Streaming, on the other hand, is about processing data in near real-time as it arrives.
- Analogy: It's like receiving text messages. You get notified and can read and react to each message the moment it arrives.
- In Data: As users click on your website, each click event is sent to a processing system immediately, allowing you to update a "live" dashboard of user activity.
Apache Kafka: The Central Nervous System for Data
To handle streaming data, you need a system that can reliably receive and queue massive volumes of events from many sources. This is where Apache Kafka comes in.
Kafka is a distributed event streaming platform. Think of it as a highly scalable, fault-tolerant, and durable "inbox" for your data streams.
Core Kafka Concepts
- Producer: An application that sends (produces) messages. For example, a web server could be a producer that sends a message for every user click.
- Consumer: An application that reads (consumes) messages. A fraud detection system could be a consumer that reads a stream of financial transactions.
- Topic: A named category or feed to which messages are sent. A producer writes to a topic, and a consumer reads from a topic (e.g., user_clicks, iot_sensor_readings).
- Broker: A single Kafka server. Kafka is usually run as a cluster of multiple brokers for fault tolerance and scalability.
A producer sends a record to the user_clicks topic. A consumer (like Spark) can then read from that topic to process the click events in real time.
Spark Structured Streaming: Processing Streams with DataFrames
Spark Structured Streaming is a stream-processing engine built on the Spark SQL engine. Its brilliant innovation is treating a data stream as an unbounded table.
You can define a query on this "table" using the exact same DataFrame API you use for batch processing. Spark takes care of continuously running your query and updating the results as new data arrives in the stream.
Putting It All Together: A Simple Pipeline
Let's build a simple pipeline that reads messages from a Kafka topic, performs a transformation, and prints the result to the console.

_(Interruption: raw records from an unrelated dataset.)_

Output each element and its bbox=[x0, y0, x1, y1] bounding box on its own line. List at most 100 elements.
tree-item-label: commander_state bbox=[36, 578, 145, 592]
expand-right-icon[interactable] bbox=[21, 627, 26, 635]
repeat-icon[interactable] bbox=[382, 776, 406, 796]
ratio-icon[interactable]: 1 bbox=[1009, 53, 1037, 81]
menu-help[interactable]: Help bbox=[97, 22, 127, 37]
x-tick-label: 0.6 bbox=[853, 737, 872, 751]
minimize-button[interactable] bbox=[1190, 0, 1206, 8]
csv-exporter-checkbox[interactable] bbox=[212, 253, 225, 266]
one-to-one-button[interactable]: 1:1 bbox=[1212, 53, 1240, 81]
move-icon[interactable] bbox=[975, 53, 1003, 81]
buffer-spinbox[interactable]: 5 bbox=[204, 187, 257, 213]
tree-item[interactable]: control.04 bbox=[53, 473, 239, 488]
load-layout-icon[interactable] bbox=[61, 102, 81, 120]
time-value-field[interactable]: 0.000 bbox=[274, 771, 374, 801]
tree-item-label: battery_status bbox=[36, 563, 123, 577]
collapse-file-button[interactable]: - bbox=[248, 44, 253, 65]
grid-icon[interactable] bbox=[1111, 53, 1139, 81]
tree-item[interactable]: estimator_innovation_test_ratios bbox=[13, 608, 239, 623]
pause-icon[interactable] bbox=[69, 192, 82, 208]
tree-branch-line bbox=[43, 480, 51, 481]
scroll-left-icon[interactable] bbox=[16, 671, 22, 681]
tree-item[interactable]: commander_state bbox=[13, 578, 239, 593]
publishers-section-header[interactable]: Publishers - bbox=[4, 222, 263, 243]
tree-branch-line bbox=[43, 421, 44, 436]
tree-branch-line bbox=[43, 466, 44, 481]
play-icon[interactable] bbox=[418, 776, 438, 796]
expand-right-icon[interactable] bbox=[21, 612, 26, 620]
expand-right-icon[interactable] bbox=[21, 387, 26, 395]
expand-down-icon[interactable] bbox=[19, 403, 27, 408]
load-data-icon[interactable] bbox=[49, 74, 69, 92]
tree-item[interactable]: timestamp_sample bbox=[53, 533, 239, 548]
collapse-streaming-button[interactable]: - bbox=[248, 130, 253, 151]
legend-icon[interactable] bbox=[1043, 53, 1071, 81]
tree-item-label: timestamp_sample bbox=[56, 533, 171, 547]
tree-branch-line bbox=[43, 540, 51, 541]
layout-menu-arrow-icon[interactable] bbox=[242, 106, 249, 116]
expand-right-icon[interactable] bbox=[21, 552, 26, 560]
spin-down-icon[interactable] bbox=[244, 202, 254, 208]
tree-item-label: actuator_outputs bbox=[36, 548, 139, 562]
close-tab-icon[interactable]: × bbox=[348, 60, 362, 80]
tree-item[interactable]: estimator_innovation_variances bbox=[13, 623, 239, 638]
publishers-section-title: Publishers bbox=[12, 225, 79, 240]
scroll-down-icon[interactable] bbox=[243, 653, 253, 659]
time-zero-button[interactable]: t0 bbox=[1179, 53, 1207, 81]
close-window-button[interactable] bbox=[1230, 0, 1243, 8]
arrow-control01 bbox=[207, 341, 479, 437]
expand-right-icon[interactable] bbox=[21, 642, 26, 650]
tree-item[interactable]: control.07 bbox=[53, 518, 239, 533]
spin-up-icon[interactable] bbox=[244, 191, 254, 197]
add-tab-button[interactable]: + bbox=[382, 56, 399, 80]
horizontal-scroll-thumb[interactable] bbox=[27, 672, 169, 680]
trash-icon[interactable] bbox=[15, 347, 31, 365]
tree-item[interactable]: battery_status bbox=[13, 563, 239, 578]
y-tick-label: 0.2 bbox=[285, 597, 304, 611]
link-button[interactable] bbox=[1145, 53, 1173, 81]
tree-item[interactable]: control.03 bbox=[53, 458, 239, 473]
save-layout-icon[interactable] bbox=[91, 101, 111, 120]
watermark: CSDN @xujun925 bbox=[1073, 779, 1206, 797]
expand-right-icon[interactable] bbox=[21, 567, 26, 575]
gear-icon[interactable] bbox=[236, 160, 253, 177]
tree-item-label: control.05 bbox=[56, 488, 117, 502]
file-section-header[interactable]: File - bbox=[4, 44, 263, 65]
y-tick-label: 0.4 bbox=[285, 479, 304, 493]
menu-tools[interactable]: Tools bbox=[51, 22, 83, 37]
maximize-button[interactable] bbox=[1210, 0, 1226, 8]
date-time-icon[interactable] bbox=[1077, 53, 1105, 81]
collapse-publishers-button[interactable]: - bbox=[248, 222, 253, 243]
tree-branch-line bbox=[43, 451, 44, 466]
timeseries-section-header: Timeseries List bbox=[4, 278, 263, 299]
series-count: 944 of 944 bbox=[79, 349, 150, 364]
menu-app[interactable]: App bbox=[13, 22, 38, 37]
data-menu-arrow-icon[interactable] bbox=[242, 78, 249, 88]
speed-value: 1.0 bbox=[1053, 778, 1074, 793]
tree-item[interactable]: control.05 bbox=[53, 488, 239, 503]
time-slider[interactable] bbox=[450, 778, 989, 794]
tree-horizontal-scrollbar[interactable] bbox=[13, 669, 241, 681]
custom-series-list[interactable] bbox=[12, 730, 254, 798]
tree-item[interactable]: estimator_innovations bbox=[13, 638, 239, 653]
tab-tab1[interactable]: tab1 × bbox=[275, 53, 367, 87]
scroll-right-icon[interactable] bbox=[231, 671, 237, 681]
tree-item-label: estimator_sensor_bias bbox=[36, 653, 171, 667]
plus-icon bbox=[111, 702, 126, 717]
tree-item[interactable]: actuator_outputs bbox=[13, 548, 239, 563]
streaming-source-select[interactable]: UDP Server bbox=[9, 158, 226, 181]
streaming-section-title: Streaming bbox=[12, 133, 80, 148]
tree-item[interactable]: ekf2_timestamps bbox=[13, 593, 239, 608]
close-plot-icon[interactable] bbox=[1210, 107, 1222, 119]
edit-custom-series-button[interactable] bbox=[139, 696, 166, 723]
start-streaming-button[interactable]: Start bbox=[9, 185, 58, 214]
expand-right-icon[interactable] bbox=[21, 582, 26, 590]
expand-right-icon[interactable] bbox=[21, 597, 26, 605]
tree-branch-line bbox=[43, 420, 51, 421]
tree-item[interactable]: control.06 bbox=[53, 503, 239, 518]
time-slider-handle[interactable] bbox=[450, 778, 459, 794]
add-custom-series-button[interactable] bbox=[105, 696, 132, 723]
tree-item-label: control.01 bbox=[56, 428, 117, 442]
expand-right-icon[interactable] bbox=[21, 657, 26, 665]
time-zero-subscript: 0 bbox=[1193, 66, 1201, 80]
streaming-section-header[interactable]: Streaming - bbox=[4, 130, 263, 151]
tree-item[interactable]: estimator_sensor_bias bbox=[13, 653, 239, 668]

Scenario: We have a Kafka topic named logs where messages are being sent in the format {"level": "INFO", "message": "User logged in"}. We want to count the number of logs for each level in real time.
PySpark Code:
Python
from pyspark.sql import SparkSession
from pyspark.sql.functions import from_json, col
from pyspark.sql.types import StructType, StructField, StringType
spark = SparkSession.builder \
.appName("KafkaStreamingExample") \
.config("spark.jars.packages", "org.apache.spark:spark-sql-kafka-0-10_2.12:3.4.0") \
.getOrCreate()
# 1. Read from the Kafka stream. This creates our "unbounded table".
streaming_df = spark.readStream \
.format("kafka") \
.option("kafka.bootstrap.servers", "localhost:9092") \
.option("subscribe", "logs") \
.load()
# The data from Kafka is in a binary 'value' column. We need to parse it.
json_schema = StructType([
StructField("level", StringType()),
StructField("message", StringType())
])
parsed_df = streaming_df.select(from_json(col("value").cast("string"), json_schema).alias("data")) \
.select("data.*")
# 2. Define the transformation (our query on the stream)
# This is the exact same DataFrame code you'd use in a batch job.
log_counts_df = parsed_df.groupBy("level").count()
# 3. Start the query and write the output to the console
# The 'update' output mode will continuously print the updated counts.
query = log_counts_df.writeStream \
.outputMode("update") \
.format("console") \
.start()
query.awaitTermination()
When you run this, Spark will connect to Kafka, and your console will continuously update with the latest counts of INFO, ERROR, and WARN logs as they are produced.